Puis, Kakléter apporta les rayons de la bibliothèque. C’était le meuble qui me faisait le plus plaisir. J’allais pouvoir ranger ; il n’y aurait plus de livres par terre, le long des murs et autour des pieds de table ; le bureau pourrait être un peu moins chargé.

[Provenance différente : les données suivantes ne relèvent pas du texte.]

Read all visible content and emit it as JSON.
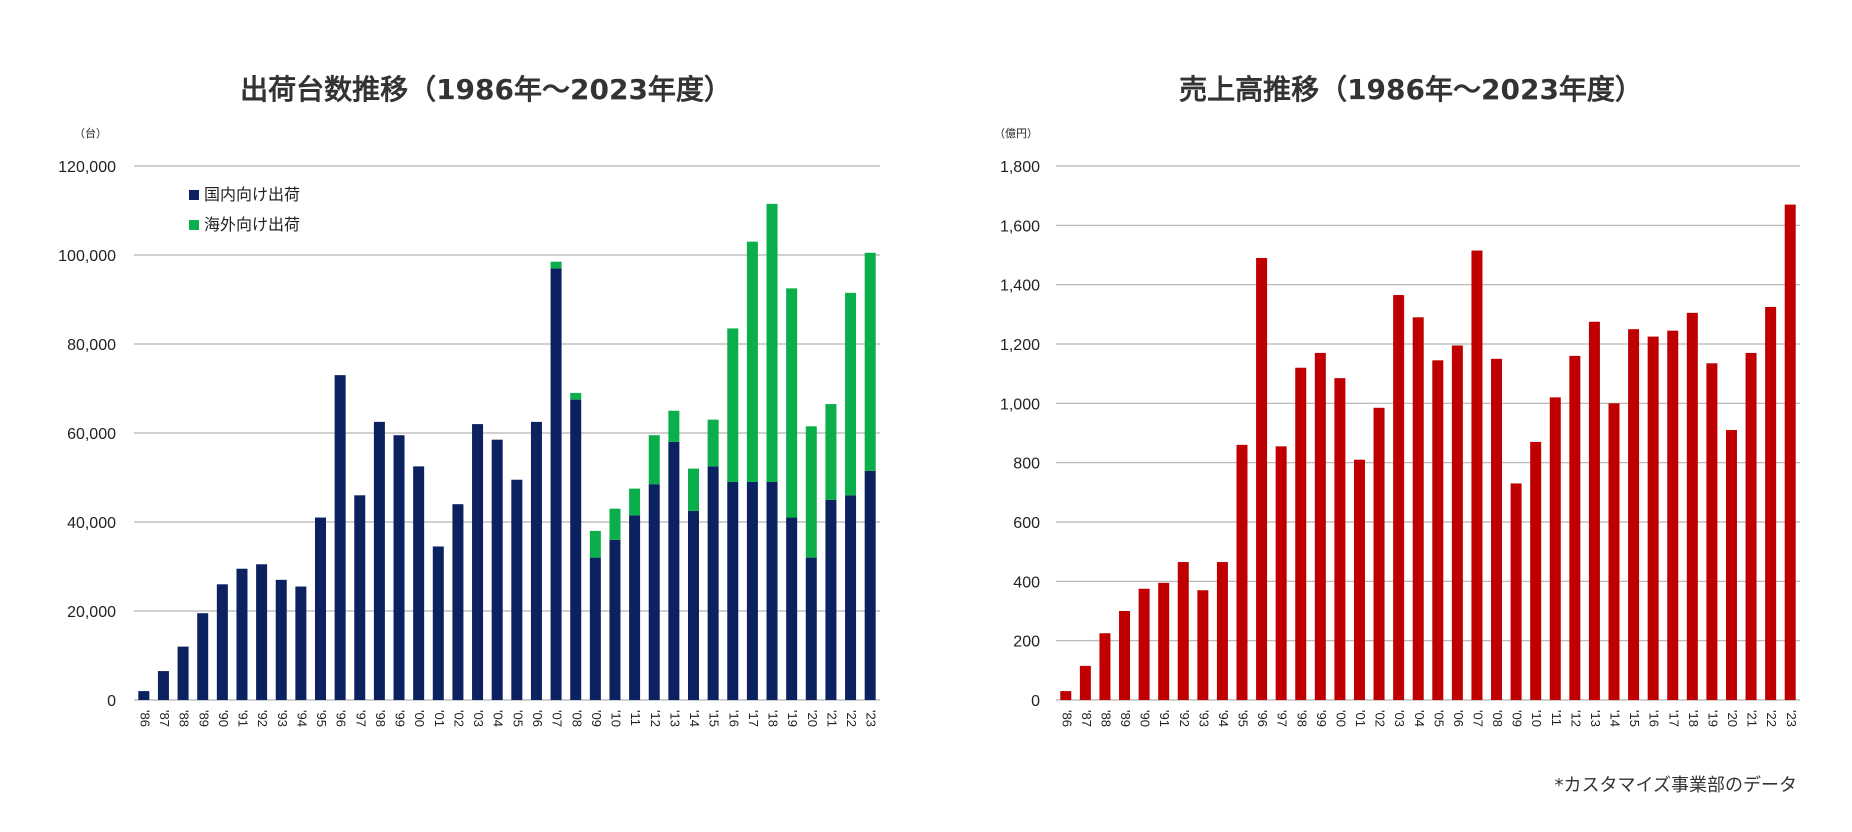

J’en éprouvai un vrai soulagement et je m’empressai d’aider mon maître à poser les livres sur les planches au fur et à mesure qu’il les classait.

L’installation terminée, mon maître demanda au tapissier de lui envoyer son compte immédiatement.

« On respire mieux ici, me disait-il, en se promenant dans l’appartement et en jetant un coup d’œil partout. Ce Kakléter est joliment robuste ; quand il frappe sur un clou, il retient le marteau, pour ne pas le briser… Ces têtes d’anges, qui pèsent soixante-dix kilos, il les a fixées en les tenant à bout de bras, et il va très vite, c’est un ouvrier très habile. Ce que j’admire par-dessus tout, c’est son calme, car je dois reconnaître que je lui ai donné bien souvent l’occasion de s’impatienter et jamais il n’a laissé voir l’ombre d’humeur. Mon ami, M. M…, qui me l’a indiqué, a fait là une vraie trouvaille. Il s’y entend, du reste. Si vous voyiez son petit rez-de-chaussée comme c’est coquettement arrangé ! Son cabinet de travail est entièrement tendu d’une étoffe vert tendre un peu bleuté, très doux à l’œil et d’un très joli effet. »

Il ne restait plus à exécuter que les peintures de la salle de bains ; mon maître remit ce travail à plus tard, « pour sa première absence ». Il ne pouvait supporter l’odeur de la peinture, et encore moins les peintres, qui lui avaient volé, disait-il, rue Dulong, une épingle de cravate et une jolie bague venant de son grand-père.